4-H POSITIVE YOUTH DEVELOPMENT AND MENTORING
Civics in America is in decline and it’s an alarming trend among American youth. Each year—since 1978—approximately 250 high school students (Grades 9-12) and 40 adult mentors participate in the Know Your Government program to introduce youth to the democratic process through a four-year program which culminates in the annual Know Your Government Conference in Olympia, Washington. Over the past five years, 89% of participating youth reported significant gains from pre- to post-program in life-skill areas and in civics such as leadership, communication, critical thinking and other important life-skills.
SUPPLEMENTAL NUTRITION ASSISTANCE PROGRAM EDUCATION (SNAP-ED)
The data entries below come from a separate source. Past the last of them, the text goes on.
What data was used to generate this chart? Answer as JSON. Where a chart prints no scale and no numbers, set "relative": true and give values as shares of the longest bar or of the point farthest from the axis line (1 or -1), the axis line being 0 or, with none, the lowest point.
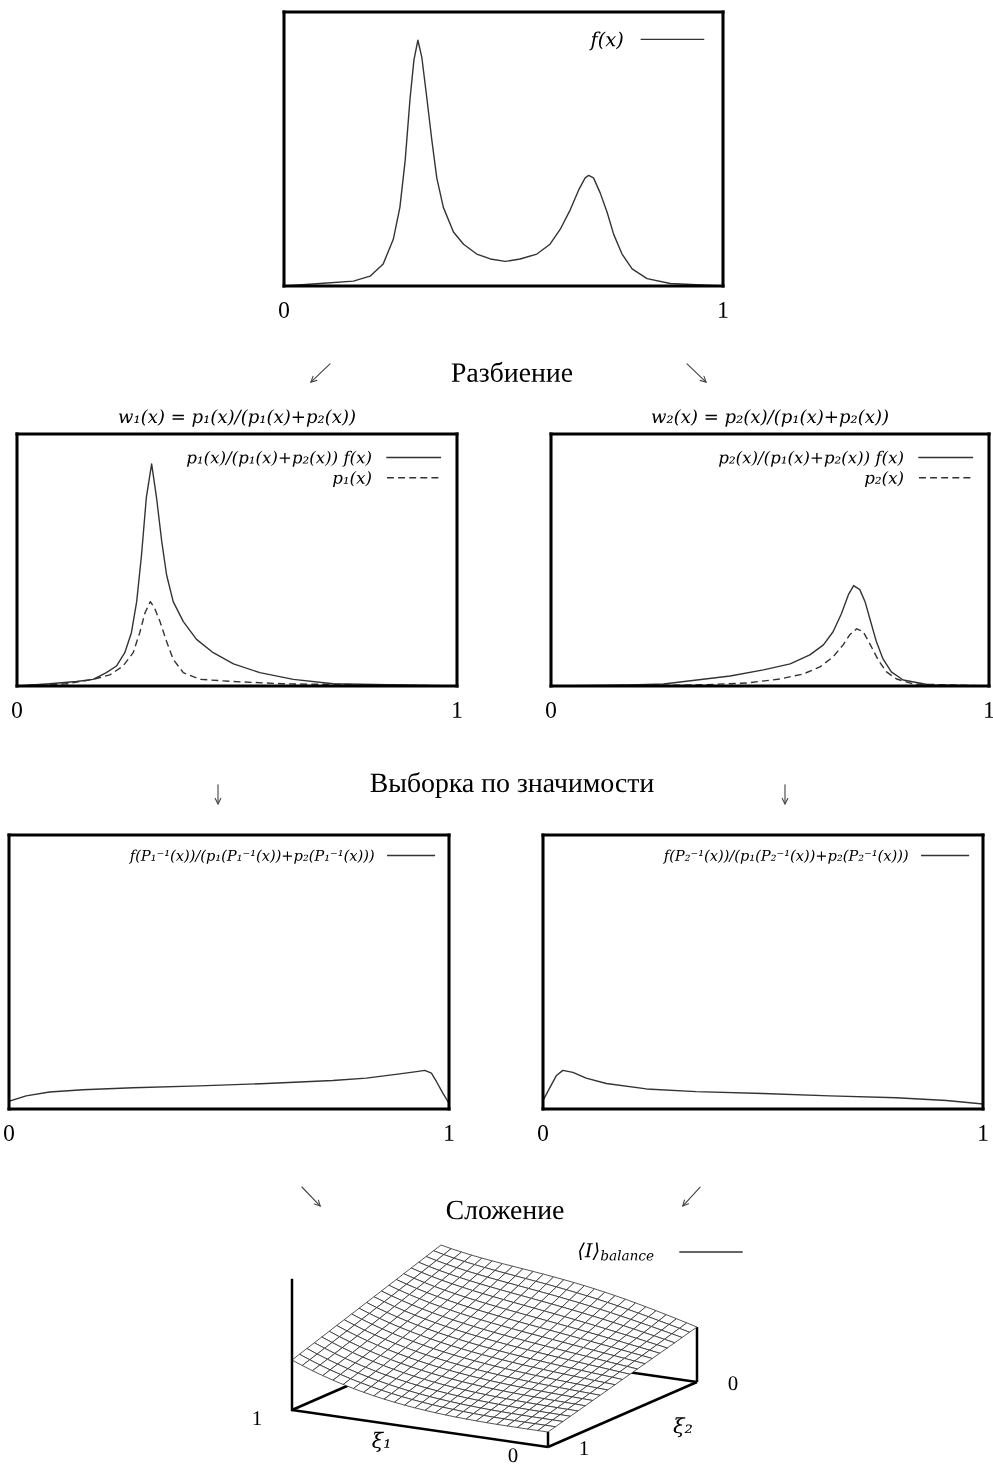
{
  "chart_data": [
    {
      "type": "line",
      "relative": true,
      "xlim": [
        0,
        1
      ],
      "xticks": [
        0,
        1
      ],
      "tick_labels": "x",
      "legend": "top right",
      "annotations": [
        "Разбиение"
      ],
      "series": [
        {
          "name": "f(x)",
          "color": "#333333",
          "x": [
            0,
            0.082,
            0.158,
            0.196,
            0.226,
            0.249,
            0.264,
            0.276,
            0.287,
            0.296,
            0.305,
            0.314,
            0.325,
            0.337,
            0.348,
            0.363,
            0.386,
            0.409,
            0.439,
            0.47,
            0.504,
            0.538,
            0.576,
            0.606,
            0.629,
            0.652,
            0.671,
            0.686,
            0.694,
            0.705,
            0.72,
            0.736,
            0.751,
            0.77,
            0.793,
            0.827,
            0.88,
            1.0
          ],
          "values": [
            0,
            0.01,
            0.02,
            0.04,
            0.09,
            0.19,
            0.32,
            0.51,
            0.76,
            0.92,
            1.0,
            0.93,
            0.77,
            0.59,
            0.44,
            0.32,
            0.22,
            0.17,
            0.13,
            0.11,
            0.1,
            0.11,
            0.13,
            0.17,
            0.23,
            0.31,
            0.39,
            0.44,
            0.45,
            0.44,
            0.38,
            0.3,
            0.21,
            0.13,
            0.07,
            0.03,
            0.01,
            0
          ]
        }
      ]
    },
    {
      "type": "line",
      "relative": true,
      "title": "w₁(x) = p₁(x)/(p₁(x)+p₂(x))",
      "xlim": [
        0,
        1
      ],
      "xticks": [
        0,
        1
      ],
      "tick_labels": "x",
      "legend": "top right",
      "annotations": [
        "Выборка по значимости"
      ],
      "series": [
        {
          "name": "p₁(x)/(p₁(x)+p₂(x)) f(x)",
          "color": "#333333",
          "x": [
            0,
            0.074,
            0.135,
            0.173,
            0.203,
            0.226,
            0.245,
            0.26,
            0.272,
            0.283,
            0.294,
            0.306,
            0.317,
            0.329,
            0.34,
            0.355,
            0.378,
            0.408,
            0.446,
            0.492,
            0.552,
            0.628,
            0.719,
            1.0
          ],
          "values": [
            0,
            0.01,
            0.02,
            0.03,
            0.06,
            0.09,
            0.15,
            0.24,
            0.38,
            0.59,
            0.85,
            1.0,
            0.85,
            0.65,
            0.5,
            0.38,
            0.29,
            0.21,
            0.15,
            0.1,
            0.06,
            0.03,
            0.01,
            0
          ]
        },
        {
          "name": "p₁(x)",
          "color": "#333333",
          "line_style": "dashed",
          "x": [
            0,
            0.112,
            0.173,
            0.211,
            0.241,
            0.264,
            0.279,
            0.291,
            0.303,
            0.313,
            0.325,
            0.34,
            0.355,
            0.378,
            0.416,
            0.492,
            0.605,
            1.0
          ],
          "values": [
            0,
            0.01,
            0.03,
            0.05,
            0.09,
            0.15,
            0.24,
            0.33,
            0.38,
            0.35,
            0.29,
            0.2,
            0.12,
            0.06,
            0.03,
            0.02,
            0.01,
            0
          ]
        }
      ]
    },
    {
      "type": "line",
      "relative": true,
      "title": "w₂(x) = p₂(x)/(p₁(x)+p₂(x))",
      "xlim": [
        0,
        1
      ],
      "xticks": [
        0,
        1
      ],
      "tick_labels": "x",
      "legend": "top right",
      "series": [
        {
          "name": "p₂(x)/(p₁(x)+p₂(x)) f(x)",
          "color": "#333333",
          "x": [
            0,
            0.181,
            0.257,
            0.333,
            0.409,
            0.485,
            0.546,
            0.591,
            0.622,
            0.644,
            0.663,
            0.679,
            0.691,
            0.705,
            0.717,
            0.728,
            0.743,
            0.758,
            0.777,
            0.804,
            0.865,
            1.0
          ],
          "values": [
            0,
            0.01,
            0.02,
            0.06,
            0.1,
            0.16,
            0.22,
            0.31,
            0.41,
            0.54,
            0.72,
            0.91,
            1.0,
            0.96,
            0.84,
            0.67,
            0.44,
            0.27,
            0.14,
            0.06,
            0.01,
            0
          ]
        },
        {
          "name": "p₂(x)",
          "color": "#333333",
          "line_style": "dashed",
          "x": [
            0,
            0.333,
            0.447,
            0.523,
            0.576,
            0.614,
            0.644,
            0.667,
            0.682,
            0.698,
            0.713,
            0.728,
            0.747,
            0.766,
            0.789,
            0.827,
            1.0
          ],
          "values": [
            0,
            0.01,
            0.03,
            0.07,
            0.12,
            0.19,
            0.29,
            0.41,
            0.51,
            0.57,
            0.54,
            0.42,
            0.26,
            0.14,
            0.07,
            0.02,
            0
          ]
        }
      ]
    },
    {
      "type": "line",
      "relative": true,
      "xlim": [
        0,
        1
      ],
      "xticks": [
        0,
        1
      ],
      "tick_labels": "x",
      "legend": "top right",
      "series": [
        {
          "name": "f(P₁⁻¹(x))/(p₁(P₁⁻¹(x))+p₂(P₁⁻¹(x)))",
          "color": "#333333",
          "x": [
            0,
            0.039,
            0.092,
            0.168,
            0.282,
            0.433,
            0.585,
            0.736,
            0.812,
            0.888,
            0.926,
            0.945,
            0.96,
            0.971,
            0.986,
            1.0
          ],
          "values": [
            0.2,
            0.34,
            0.44,
            0.5,
            0.55,
            0.6,
            0.66,
            0.74,
            0.8,
            0.91,
            0.97,
            1.0,
            0.93,
            0.72,
            0.41,
            0.15
          ]
        }
      ]
    },
    {
      "type": "line",
      "relative": true,
      "xlim": [
        0,
        1
      ],
      "xticks": [
        0,
        1
      ],
      "tick_labels": "x",
      "legend": "top right",
      "series": [
        {
          "name": "f(P₂⁻¹(x))/(p₁(P₂⁻¹(x))+p₂(P₂⁻¹(x)))",
          "color": "#333333",
          "x": [
            0,
            0.015,
            0.03,
            0.045,
            0.068,
            0.098,
            0.144,
            0.235,
            0.348,
            0.5,
            0.652,
            0.803,
            0.917,
            1.0
          ],
          "values": [
            0.22,
            0.54,
            0.86,
            1.0,
            0.95,
            0.8,
            0.66,
            0.52,
            0.45,
            0.4,
            0.34,
            0.29,
            0.22,
            0.13
          ]
        }
      ]
    },
    {
      "type": "other",
      "title": "Сложение",
      "xlabel": "ξ₁",
      "ylabel": "ξ₂",
      "annotations": [
        "⟨I⟩$_{balance}$",
        "1",
        "0",
        "1",
        "0"
      ]
    }
  ]
}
Limited access to healthy foods and opportunities for physical activity lead to poor health outcomes among low-income individuals. The WSU SNAP-Ed program reaches seniors, families, youth, and single adults with nutrition education aimed at improving knowledge and skills as well as supporting changes to make the healthy choice the easier choice in communities. In FY2016, 446 community partners across Washington State collaborated with WSU SNAP-Ed to provide nutrition education to 104,000 individuals in 28 counties. As a result 69% of parents reported purchasing healthier snacks for their children and 72% of the parents reported eating more fruits and vegetables as a family.